Strony

wtorek, 8 września 2015

Odrobina optymizmu :)



Po poprzednim smutnym poście, mam lepsze wieści (jeszcze boję się napisać, ze wspaniałe).

Czipsa chyba wraca do zdrowia. W każdym razie nerki pracują, nie wiadomo jeszcze co z jelitami.
Dzisiaj stanęła już na łapki i wieczorem nawet wyszła na 3 minutowy spacer w swoim ubranku :D
Pije i nawet troszkę je co ogromnie cieszy. Rana pooperacyjna się goi...


Jutro kolejna dawka zastrzyków i kroplówka, i dowiemy się co dalej.

Dzisiaj po powrocie od weterynarza czekała mnie również inna bardzo miła niespodzianka, którą sprawiła mi Iza :D

Izunia bardzo Ci dziękuję, ze pomyślałaś o mnie, i zrobiłaś tak wspaniałą karteczkę na urodziny :)


Piękna i jak smakowicie wygląda, prawda??

Iza jeszcze raz bardzo Ci dziękuje :*


Zostały mi też do pokazania moje kolejne zapasy na zimę, teraz chyba tylko buraczki, potem kapusta mi została , a może jeszcze pomidorki, a może jeszcze coś... kto wie ;)

Fasolka szparagowa na zimę...ale nie tylko, bo zawsze połowę, no może mniej niż połowę zjadają zanim powkładam do słoiczków. Tak, ze dobra na zimno, na ciepło, na świeżo i ze słoików- jednym słowem uniwersalna.
Przepis znalazłam kiedyś wśród przepisów internetowych, ale dzisiaj już nie pamiętam gdzie był :(

Ja nie lubię fasoli, ale dzieci mówią, ze smakuje podobnie do ryby po grecku, więc taka alternatywa dla osób które nie przepadają za rybami.


Przepis na ta fasolkę dorzuciłam tutaj

Zrobiłam jeszcze ok 30 słoików korniszonów, bo wydawało mi się, że zrobiłam ich w tym roku mało :(- i chyba jest mało


A resztę ogórków wrzuciłam do glinianego garnka i się kiszą. Część przeniosę do słoików, większe zetrę na przecier.

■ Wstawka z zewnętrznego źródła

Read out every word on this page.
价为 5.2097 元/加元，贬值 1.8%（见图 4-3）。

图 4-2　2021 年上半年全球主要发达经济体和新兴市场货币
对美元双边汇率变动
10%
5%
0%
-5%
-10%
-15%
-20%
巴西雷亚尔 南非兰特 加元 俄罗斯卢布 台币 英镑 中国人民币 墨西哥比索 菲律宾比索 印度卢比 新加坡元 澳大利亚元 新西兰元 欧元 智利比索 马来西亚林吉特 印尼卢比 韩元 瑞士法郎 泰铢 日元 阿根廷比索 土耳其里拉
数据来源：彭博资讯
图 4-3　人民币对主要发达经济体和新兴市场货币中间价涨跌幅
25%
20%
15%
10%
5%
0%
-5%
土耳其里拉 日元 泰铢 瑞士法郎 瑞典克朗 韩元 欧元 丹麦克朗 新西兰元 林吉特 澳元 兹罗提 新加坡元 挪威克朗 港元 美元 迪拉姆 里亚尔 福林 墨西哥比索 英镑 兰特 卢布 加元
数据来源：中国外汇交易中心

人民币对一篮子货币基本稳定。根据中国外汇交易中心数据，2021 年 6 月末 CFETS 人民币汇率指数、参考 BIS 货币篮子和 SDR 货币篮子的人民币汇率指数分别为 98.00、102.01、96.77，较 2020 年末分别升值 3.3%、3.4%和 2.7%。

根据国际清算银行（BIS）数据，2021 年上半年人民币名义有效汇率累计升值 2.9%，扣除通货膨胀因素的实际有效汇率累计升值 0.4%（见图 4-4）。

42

Chyba tych kulinarnych postów macie też dosyć, więc jutro pokaże coś bardziej ... robótkowego.

Zostawiam pozdrowienia i znikam na Wasze blogi, nadrobić trochę zaległości ;) 
Buziaczki :*





8 komentarzy:

  1. Jak miło czytać o powrocie Czipsy do zdrowia. Oby nic więcej już się jej nie przytrafiło złego.
    Iza wspaniałą niespodziankę Ci zrobiła tą karteczką, ale to właśnie jest cała Iza.
    Zapasów na zimę narobiłaś niczym dla pułku wojska, ale wiadomo, co masz w spiżarni, to Twoje na wyciągnięcie ręki i do sklepu nie musisz ganiać. Trochę roboty z tymi przetworami jest, to fakt, ale pożytek ogromny.
    Pozdrawiam ciepluśko.)

    OdpowiedzUsuń
    Odpowiedzi
    1. Danusiu większość z tych przetworów wędruje do Holandii z Adrianem ;) Pozdrawiam serdecznie i dziękuję :D

      Usuń
  2. Edytko cieszę się bardzo, że spodobała Ci się moja karteczkowa niespodzianka. Co do Czipsy to wiedziałam, że wydobrzeje, będzie jeszcze biegała szczęśliwa jak dawniej. Na te pyszności, które zrobiłaś to ja chyba się do Ciebie zgłoszę. Uwielbiam takie przysmaki, a nie mam jak ich zrobić.

    OdpowiedzUsuń
    Odpowiedzi
    1. Iza karteczka śliczna więc wiadomo, ze się podobała :) Na pyszności zapraszam serdecznie do siebie ;)

      Usuń
  3. Cieszę się że u Chipsy widać poprawę, trzeba mieć nadzieję że będzie dobrze. Zapasy świetne.